# FS:What's it worth? Fisher truck side mounts including Fish Stik



## f250harvest (Sep 18, 2012)

Have 99-04 3 plug wiring harness including solenoid, Module, push plates and Handheld controller for straight blade MM2. Purchased everything new 3 years ago and no longer in the business so I'm looking to get rid of everything. Push plates still on truck. Looking to sell everything . Not sure what they're worth. Everything is excellent condition. Located near Hartford CT


----------



## JFon101231 (Dec 5, 2008)

Selling pump and lights too or just the truckside stuff?


----------



## f250harvest (Sep 18, 2012)

Pump and lights sold. Got as 8' MM2 w/ Snofoil I'll be selling soon.


----------



## JFon101231 (Dec 5, 2008)

Ok pm me


----------



## f250harvest (Sep 18, 2012)

Are you interested in the truck side mount or mm2?


----------



## abbe (Sep 8, 2009)

Im interested in the wiring and mounts if you still have them.


----------



## f250harvest (Sep 18, 2012)

They're still for sale. Just have to take of push plates. Going to work on that Sunday.
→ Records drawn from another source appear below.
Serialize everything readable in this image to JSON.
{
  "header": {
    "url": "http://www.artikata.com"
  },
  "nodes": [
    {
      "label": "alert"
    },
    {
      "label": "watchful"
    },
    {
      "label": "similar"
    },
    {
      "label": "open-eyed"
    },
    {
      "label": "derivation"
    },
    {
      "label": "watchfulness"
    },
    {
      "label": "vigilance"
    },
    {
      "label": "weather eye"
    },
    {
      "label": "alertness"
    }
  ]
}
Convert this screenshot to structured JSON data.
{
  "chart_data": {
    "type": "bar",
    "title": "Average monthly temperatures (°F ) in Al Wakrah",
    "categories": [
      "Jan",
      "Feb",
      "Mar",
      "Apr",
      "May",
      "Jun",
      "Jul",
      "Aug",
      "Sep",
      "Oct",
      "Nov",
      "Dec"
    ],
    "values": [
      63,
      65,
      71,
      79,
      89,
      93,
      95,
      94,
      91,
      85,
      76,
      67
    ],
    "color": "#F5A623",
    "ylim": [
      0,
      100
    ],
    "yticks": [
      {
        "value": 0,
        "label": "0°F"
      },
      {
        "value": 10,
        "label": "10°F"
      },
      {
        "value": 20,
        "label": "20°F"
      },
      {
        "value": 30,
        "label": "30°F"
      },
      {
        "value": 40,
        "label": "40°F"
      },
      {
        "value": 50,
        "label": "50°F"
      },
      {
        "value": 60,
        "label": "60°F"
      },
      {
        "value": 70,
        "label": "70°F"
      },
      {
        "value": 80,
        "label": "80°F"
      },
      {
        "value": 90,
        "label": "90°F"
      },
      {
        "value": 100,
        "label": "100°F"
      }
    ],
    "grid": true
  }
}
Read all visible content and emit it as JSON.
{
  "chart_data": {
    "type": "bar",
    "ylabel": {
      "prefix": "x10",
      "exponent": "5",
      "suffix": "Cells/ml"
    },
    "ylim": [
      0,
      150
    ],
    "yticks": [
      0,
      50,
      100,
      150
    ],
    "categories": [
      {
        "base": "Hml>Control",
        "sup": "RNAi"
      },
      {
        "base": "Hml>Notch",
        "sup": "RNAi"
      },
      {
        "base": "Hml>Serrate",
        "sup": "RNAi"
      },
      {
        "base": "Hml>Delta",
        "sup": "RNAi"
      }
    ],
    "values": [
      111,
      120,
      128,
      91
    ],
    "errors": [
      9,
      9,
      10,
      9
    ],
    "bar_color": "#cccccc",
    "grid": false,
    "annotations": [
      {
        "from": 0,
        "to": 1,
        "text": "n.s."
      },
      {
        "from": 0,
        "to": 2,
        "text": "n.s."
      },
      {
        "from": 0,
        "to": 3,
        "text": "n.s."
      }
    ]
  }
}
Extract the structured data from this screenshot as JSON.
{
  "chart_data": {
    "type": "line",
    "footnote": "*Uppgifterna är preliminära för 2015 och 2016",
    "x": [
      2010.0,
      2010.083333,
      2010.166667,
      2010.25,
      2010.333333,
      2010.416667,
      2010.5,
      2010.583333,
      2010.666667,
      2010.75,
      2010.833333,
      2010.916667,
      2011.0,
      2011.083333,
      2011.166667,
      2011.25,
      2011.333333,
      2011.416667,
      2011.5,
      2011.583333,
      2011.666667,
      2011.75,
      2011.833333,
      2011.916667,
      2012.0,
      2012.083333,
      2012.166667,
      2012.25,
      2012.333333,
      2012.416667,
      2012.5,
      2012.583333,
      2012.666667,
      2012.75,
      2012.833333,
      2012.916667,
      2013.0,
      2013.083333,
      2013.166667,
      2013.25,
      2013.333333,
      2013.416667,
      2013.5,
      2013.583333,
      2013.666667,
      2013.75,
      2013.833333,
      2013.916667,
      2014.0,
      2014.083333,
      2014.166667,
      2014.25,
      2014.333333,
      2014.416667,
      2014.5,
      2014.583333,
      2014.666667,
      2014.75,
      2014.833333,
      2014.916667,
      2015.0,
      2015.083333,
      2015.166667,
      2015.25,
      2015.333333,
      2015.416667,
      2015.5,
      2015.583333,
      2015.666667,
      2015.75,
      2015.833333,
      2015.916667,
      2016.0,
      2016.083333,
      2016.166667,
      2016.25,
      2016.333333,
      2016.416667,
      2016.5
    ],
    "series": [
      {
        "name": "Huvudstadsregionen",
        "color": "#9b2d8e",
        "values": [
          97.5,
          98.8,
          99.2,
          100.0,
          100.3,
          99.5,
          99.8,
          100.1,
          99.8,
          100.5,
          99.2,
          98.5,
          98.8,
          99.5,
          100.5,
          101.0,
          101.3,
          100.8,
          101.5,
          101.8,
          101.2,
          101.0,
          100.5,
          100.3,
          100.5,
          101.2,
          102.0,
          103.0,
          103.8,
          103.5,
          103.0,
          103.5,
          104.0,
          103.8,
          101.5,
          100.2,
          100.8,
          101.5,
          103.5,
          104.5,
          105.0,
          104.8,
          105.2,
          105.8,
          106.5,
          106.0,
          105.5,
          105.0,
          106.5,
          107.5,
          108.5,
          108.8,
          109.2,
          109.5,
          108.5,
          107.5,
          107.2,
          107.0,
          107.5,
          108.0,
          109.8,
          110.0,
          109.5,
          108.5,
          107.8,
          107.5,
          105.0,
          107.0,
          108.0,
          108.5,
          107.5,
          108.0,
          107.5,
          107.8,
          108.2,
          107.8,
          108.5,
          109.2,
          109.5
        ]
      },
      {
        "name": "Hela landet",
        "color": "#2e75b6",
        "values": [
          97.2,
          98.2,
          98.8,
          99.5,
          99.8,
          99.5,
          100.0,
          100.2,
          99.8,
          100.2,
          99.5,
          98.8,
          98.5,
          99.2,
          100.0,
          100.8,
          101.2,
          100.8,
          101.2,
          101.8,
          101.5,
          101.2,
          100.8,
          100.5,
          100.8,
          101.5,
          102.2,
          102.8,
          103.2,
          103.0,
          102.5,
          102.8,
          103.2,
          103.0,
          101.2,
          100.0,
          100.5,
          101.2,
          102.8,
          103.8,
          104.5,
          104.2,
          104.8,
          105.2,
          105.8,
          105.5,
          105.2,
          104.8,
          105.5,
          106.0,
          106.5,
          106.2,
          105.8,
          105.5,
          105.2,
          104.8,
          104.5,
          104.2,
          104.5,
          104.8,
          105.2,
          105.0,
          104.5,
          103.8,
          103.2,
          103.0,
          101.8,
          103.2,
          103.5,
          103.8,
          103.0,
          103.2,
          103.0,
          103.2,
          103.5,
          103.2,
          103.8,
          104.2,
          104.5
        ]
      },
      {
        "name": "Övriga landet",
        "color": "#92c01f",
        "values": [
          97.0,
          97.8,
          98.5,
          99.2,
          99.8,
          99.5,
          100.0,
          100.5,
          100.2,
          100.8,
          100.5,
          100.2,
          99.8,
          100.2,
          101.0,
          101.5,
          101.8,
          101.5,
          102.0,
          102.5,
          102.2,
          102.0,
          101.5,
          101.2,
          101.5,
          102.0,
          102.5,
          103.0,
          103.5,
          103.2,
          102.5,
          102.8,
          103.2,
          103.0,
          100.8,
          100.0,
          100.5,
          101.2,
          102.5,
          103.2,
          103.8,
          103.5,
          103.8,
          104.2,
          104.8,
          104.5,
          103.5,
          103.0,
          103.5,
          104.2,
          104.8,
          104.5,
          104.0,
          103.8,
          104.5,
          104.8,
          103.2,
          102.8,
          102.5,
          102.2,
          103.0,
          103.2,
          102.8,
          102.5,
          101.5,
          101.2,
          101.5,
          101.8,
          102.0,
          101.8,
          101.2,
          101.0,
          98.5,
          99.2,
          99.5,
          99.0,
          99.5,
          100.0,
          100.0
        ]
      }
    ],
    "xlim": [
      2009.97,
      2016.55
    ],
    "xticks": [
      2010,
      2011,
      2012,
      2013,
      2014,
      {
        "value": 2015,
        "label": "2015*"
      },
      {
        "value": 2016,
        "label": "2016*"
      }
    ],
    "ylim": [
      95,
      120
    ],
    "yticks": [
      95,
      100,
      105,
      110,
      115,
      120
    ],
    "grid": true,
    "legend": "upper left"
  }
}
At work now but you can text me 860 614 1551


----------



## Philbilly2 (Aug 25, 2007)

To answer the question $500 give or take


----------



## Brndnstffrd (Mar 8, 2013)

Id be interested in the fishstik if the other guy doesn't want it and you would sell it separately.


----------



## f250harvest (Sep 18, 2012)

Sold mounts/wiring. Got the plow and western controller still for sale


----------



## Brndnstffrd (Mar 8, 2013)

How much for the controller?


----------